Small changes in genes across populations can cause significant changes in height. Hundreds of variants of specific genes can significantly alter how people respond to cancer therapies. These small variations pile up, so cell diversity will be crucial to producing quality data; we will need that quality data to decide an accurate definition, whatever that may be, of certain cell types. While the organizing committee outlined specific guidelines to gather ethnically and geographically diverse samples, the first draft explicitly states that initial data sets will not meet these aims.
It should be of primary concern for the Human Cell Atlas to avoid repeating the mistakes of history. Although less-expensive than the Human Genome Project, the Human Genome Diversity Project (HGDP) has failed by most measures, inching along with disjointed support, years after the HGP wrapped up. Perhaps by integrating diversity requirements into their framework, the Human Cell Atlas will avoid the mistakes of the HGP and HGDP. But they must overcome the continuing problem of sample collection, which inherently costs more when it aims to achieve more diversity and better results.
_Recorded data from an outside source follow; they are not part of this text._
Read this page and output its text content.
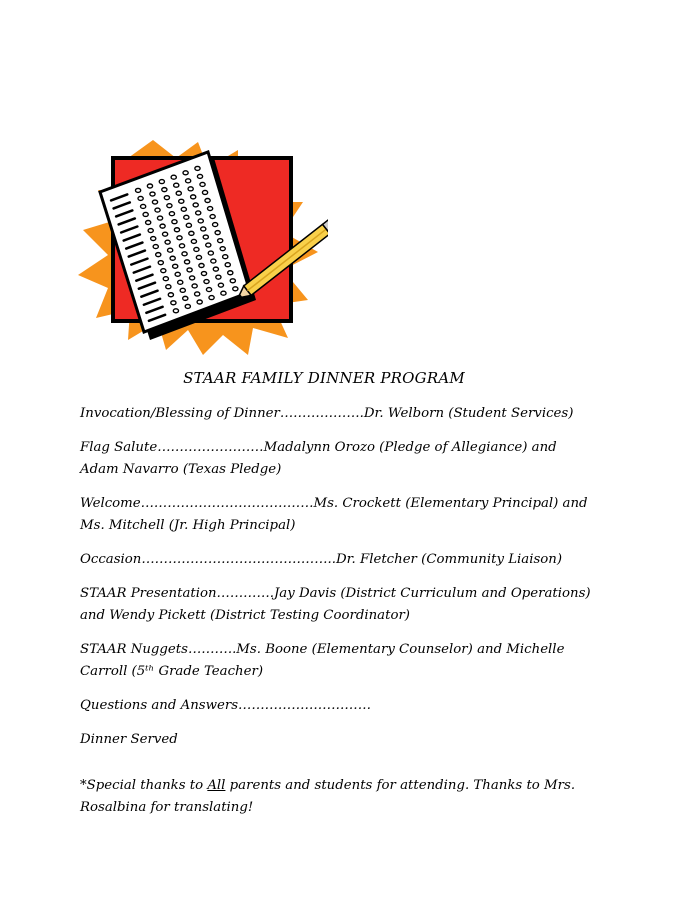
STAAR FAMILY DINNER PROGRAM
Invocation/Blessing of Dinner……………….Dr. Welborn (Student Services)
Flag Salute……………………Madalynn Orozo (Pledge of Allegiance) and Adam Navarro (Texas Pledge)
Welcome…………………………………Ms. Crockett (Elementary Principal) and Ms. Mitchell (Jr. High Principal)
Occasion……………………………………..Dr. Fletcher (Community Liaison)
STAAR Presentation………….Jay Davis (District Curriculum and Operations) and Wendy Pickett (District Testing Coordinator)
STAAR Nuggets………..Ms. Boone (Elementary Counselor) and Michelle Carroll (5ᵗʰ Grade Teacher)
Questions and Answers…………………………
Dinner Served
*Special thanks to All parents and students for attending. Thanks to Mrs. Rosalbina for translating!
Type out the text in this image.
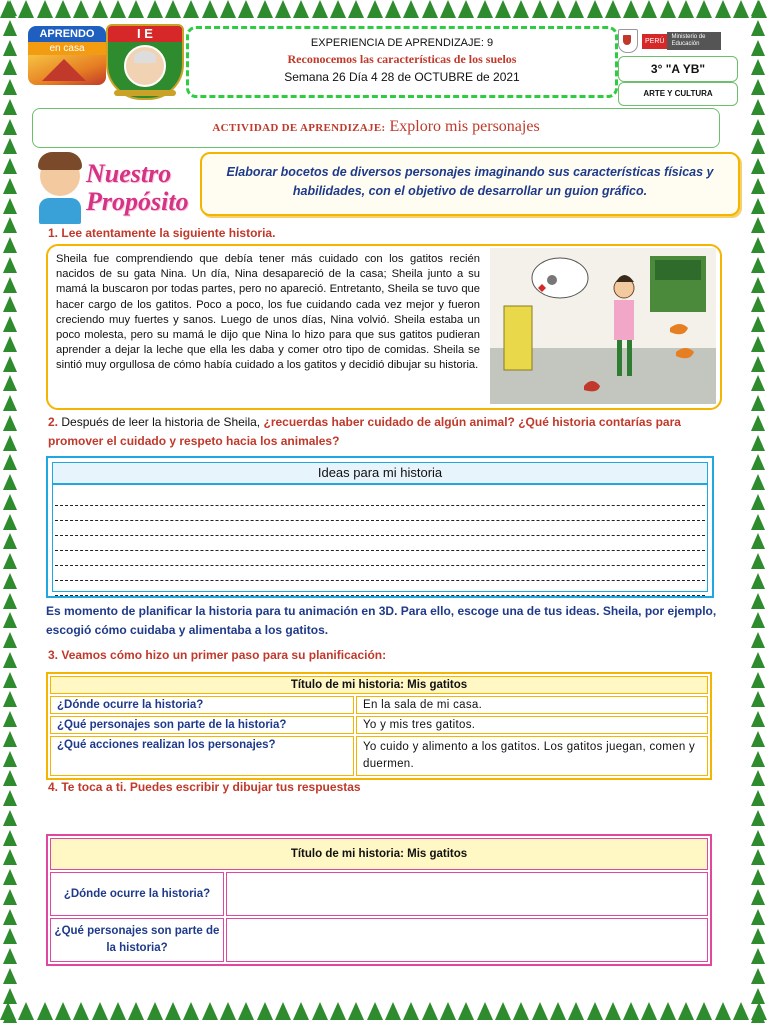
APRENDO
en casa
I E
EXPERIENCIA DE APRENDIZAJE: 9
Reconocemos las características de los suelos
Semana 26 Día 4 28 de OCTUBRE de 2021
PERÚ
Ministerio de Educación
3° "A YB"
ARTE Y CULTURA
ACTIVIDAD DE APRENDIZAJE: Exploro mis personajes
Nuestro
Propósito
Elaborar bocetos de diversos personajes imaginando sus características físicas y habilidades, con el objetivo de desarrollar un guion gráfico.
1. Lee atentamente la siguiente historia.
Sheila fue comprendiendo que debía tener más cuidado con los gatitos recién nacidos de su gata Nina. Un día, Nina desapareció de la casa; Sheila junto a su mamá la buscaron por todas partes, pero no apareció. Entretanto, Sheila se tuvo que hacer cargo de los gatitos. Poco a poco, los fue cuidando cada vez mejor y fueron creciendo muy fuertes y sanos. Luego de unos días, Nina volvió. Sheila estaba un poco molesta, pero su mamá le dijo que Nina lo hizo para que sus gatitos pudieran aprender a dejar la leche que ella les daba y comer otro tipo de comidas. Sheila se sintió muy orgullosa de cómo había cuidado a los gatitos y decidió dibujar su historia.
2. Después de leer la historia de Sheila, ¿recuerdas haber cuidado de algún animal? ¿Qué historia contarías para promover el cuidado y respeto hacia los animales?
Ideas para mi historia
Es momento de planificar la historia para tu animación en 3D. Para ello, escoge una de tus ideas. Sheila, por ejemplo, escogió cómo cuidaba y alimentaba a los gatitos.
3. Veamos cómo hizo un primer paso para su planificación:
Título de mi historia: Mis gatitos	
¿Dónde ocurre la historia?	En la sala de mi casa.
¿Qué personajes son parte de la historia?	Yo y mis tres gatitos.
¿Qué acciones realizan los personajes?	Yo cuido y alimento a los gatitos. Los gatitos juegan, comen y duermen.
4. Te toca a ti. Puedes escribir y dibujar tus respuestas
Título de mi historia: Mis gatitos	
¿Dónde ocurre la historia?	
¿Qué personajes son parte de la historia?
The Human Cell Atlas isn't perfect, and faces steep challenges. But it is also an ambitious and much-needed project, led by top geneticists, biologists, clinicians, engineers, and computational scientists across 10 countries. It has all the makings of moonshot project, poised to create a map of how you and I develop from a single cell. We will have to watch as data are produced and the Atlas further defined, urging the scientists to hear our concerns, and encouraging them in awe as this international consortium attempts to map each and every cell.